Optimal Orthogonal Group Synchronization and Rotation Group Synchronization
This provides an optimal solution for synchronization problems in fields like robotics and computer vision, though it is incremental as it builds on existing spectral methods.
The paper tackles the problem of estimating orthogonal and rotation matrices from noisy pairwise observations, showing that their iterative polar decomposition algorithm achieves an error of (1+o(1))σ²d(d-1)/(2np) when initialized spectrally, with a matching minimax lower bound proving optimality.
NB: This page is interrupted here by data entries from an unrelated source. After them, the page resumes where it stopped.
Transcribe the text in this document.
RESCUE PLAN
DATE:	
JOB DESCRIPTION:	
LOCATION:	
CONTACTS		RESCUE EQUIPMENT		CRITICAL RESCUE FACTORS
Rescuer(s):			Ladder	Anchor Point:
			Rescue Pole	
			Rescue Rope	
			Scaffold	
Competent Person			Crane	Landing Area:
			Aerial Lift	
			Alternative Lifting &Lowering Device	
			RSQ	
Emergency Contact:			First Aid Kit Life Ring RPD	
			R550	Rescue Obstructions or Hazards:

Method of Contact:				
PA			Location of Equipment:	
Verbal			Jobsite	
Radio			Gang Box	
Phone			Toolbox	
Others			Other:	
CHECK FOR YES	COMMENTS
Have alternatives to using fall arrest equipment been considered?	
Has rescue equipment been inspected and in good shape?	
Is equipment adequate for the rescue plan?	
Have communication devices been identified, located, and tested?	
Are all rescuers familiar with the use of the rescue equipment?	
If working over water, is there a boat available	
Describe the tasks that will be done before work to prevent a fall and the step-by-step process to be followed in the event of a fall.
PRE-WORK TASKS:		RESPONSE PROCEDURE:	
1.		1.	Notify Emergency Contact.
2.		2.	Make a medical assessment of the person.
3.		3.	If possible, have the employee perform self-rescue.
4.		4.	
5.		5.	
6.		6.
We study the statistical estimation problem of orthogonal group synchronization and rotation group synchronization. The model is $Y_{ij} = Z_i^* Z_j^{*T} + σW_{ij}\in\mathbb{R}^{d\times d}$ where $W_{ij}$ is a Gaussian random matrix and $Z_i^*$ is either an orthogonal matrix or a rotation matrix, and each $Y_{ij}$ is observed independently with probability $p$. We analyze an iterative polar decomposition algorithm for the estimation of $Z^*$ and show it has an error of $(1+o(1))\frac{σ^2 d(d-1)}{2np}$ when initialized by spectral methods. A matching minimax lower bound is further established which leads to the optimality of the proposed algorithm as it achieves the exact minimax risk.